Speaking in UAE, the world's third-largest oil exporter, Krugman said Japan's solution of export-led growth would not work because the downturn has been global.That's an important point. Critics of meaningful measures to deal with global warming have focused on the costs of dealing with the problem. These costs are often overstated, and the people making this argument seem to underestimate the ability of market economies to adjust to the changes in relative prices that would be induced by cap-and-trade or carbon tax measures. Part of that adjustment will involve replacing some of the capital stock - from air conditioners to power plants - with more efficient equipment. A policy that credibly commits to raising the relative price of carbon in the future therefore could increase demand today.
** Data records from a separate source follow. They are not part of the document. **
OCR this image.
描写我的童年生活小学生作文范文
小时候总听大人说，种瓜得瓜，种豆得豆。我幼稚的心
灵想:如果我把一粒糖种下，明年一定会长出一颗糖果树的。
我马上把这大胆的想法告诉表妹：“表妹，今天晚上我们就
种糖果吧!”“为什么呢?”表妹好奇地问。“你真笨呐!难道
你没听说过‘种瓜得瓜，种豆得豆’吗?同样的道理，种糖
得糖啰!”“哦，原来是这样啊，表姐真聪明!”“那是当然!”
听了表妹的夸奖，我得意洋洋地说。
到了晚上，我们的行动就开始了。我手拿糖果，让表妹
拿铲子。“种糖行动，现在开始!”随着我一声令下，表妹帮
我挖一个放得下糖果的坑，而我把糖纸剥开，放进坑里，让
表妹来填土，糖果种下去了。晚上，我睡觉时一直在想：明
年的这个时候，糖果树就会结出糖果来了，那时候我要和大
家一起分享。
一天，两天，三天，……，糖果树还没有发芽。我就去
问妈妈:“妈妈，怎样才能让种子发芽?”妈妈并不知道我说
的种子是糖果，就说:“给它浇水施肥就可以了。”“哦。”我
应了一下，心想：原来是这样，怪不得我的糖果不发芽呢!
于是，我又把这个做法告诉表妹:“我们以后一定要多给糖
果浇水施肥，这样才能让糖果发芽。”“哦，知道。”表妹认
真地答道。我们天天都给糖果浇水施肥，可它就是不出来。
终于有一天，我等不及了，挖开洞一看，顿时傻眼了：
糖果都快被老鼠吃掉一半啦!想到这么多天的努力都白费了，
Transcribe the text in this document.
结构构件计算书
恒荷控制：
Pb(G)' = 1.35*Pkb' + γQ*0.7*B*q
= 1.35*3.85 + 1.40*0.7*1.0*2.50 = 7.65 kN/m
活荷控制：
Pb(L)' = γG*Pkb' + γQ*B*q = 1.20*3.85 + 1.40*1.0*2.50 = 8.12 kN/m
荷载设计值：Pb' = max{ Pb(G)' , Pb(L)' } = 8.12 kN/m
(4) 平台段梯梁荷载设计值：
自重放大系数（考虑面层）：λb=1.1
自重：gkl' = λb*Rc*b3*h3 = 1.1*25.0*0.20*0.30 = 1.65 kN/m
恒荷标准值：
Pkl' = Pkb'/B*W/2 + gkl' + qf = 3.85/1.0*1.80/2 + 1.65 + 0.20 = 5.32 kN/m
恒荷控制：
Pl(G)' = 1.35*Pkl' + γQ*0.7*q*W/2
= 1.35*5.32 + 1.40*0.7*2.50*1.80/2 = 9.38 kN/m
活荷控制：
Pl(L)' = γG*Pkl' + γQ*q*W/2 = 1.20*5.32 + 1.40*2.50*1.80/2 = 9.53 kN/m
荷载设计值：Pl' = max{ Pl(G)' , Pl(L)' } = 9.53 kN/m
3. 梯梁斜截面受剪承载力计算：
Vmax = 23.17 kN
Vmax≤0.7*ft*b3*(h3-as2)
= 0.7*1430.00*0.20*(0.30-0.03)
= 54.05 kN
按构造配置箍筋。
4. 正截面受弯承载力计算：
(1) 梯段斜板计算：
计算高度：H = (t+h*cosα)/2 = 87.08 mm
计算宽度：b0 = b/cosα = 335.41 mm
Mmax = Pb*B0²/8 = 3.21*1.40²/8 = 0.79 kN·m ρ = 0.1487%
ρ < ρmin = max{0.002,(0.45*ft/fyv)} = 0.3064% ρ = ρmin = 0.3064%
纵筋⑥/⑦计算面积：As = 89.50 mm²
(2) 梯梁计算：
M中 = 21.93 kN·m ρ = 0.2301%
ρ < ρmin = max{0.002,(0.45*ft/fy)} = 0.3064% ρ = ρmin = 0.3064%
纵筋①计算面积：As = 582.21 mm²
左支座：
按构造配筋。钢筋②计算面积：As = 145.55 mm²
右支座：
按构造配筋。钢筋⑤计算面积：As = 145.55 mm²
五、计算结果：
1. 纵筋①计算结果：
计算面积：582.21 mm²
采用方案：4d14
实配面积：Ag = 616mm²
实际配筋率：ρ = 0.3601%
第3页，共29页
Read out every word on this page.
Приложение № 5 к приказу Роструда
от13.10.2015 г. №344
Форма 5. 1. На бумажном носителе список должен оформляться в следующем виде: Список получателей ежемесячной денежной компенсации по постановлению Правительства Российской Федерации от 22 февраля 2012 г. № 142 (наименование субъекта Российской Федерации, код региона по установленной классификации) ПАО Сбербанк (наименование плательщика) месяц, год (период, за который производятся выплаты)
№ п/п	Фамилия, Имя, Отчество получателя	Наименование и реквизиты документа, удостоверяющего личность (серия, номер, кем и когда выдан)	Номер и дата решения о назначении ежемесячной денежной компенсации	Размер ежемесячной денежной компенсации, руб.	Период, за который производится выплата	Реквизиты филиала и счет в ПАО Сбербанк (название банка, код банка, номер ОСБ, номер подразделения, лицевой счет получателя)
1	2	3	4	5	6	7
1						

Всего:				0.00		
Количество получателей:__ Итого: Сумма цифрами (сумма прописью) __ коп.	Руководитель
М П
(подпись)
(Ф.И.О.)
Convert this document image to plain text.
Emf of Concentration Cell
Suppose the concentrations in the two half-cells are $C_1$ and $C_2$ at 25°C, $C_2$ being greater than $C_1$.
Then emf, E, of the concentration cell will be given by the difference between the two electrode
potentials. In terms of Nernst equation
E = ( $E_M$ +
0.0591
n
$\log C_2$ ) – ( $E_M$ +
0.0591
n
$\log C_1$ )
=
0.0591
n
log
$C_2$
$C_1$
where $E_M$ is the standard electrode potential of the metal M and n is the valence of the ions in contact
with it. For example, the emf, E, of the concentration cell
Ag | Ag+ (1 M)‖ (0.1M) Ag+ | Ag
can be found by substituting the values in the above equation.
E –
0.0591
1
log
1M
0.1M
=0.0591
In the Keynesian model, this would shift the investment demand function, which would also shift aggregate demand, and help close the output gap.
"In some sense we may be past the worst but there is a big difference between stabilizing and actually making up the lost ground," he said.
"We have averted utter catastrophe, but how do we get real recovery?
"We can't all export our way to recovery. There's no other planet to trade with. So the road Japan took is not available to us all," Krugman said.
Global recovery could come about through more investment by major corporations, the emergence of a major technological innovation to match the IT revolution of the 1990s or government moves on climate change.
"Legislation that will establish a cap-and-trade system for greenhouse gases' emissions is moving forward," he said, referring to the U.S. Congress."When the Europeans probably follow suit, and the Japanese, and negotiations begin with developing countries to work them into the system, that will provide enormous incentive for businesses to start investing and prepare for the new regime on emissions... But that's a hope, that's not a certainty."
Particularly the midst of a global slump, the need to create jobs provides an argument in favor of taking serious action on global warming now.
As for the actual legislation moving through congress, the Waxman-Markey bill, Krugman sees it as a step in the right direction, but The Economist is disappointed.
(Krugman's reference to Japan is to the export growth which helped get it out of its 1990s slump; as I noted recently, its reliance on foreign demand is getting it in trouble again now).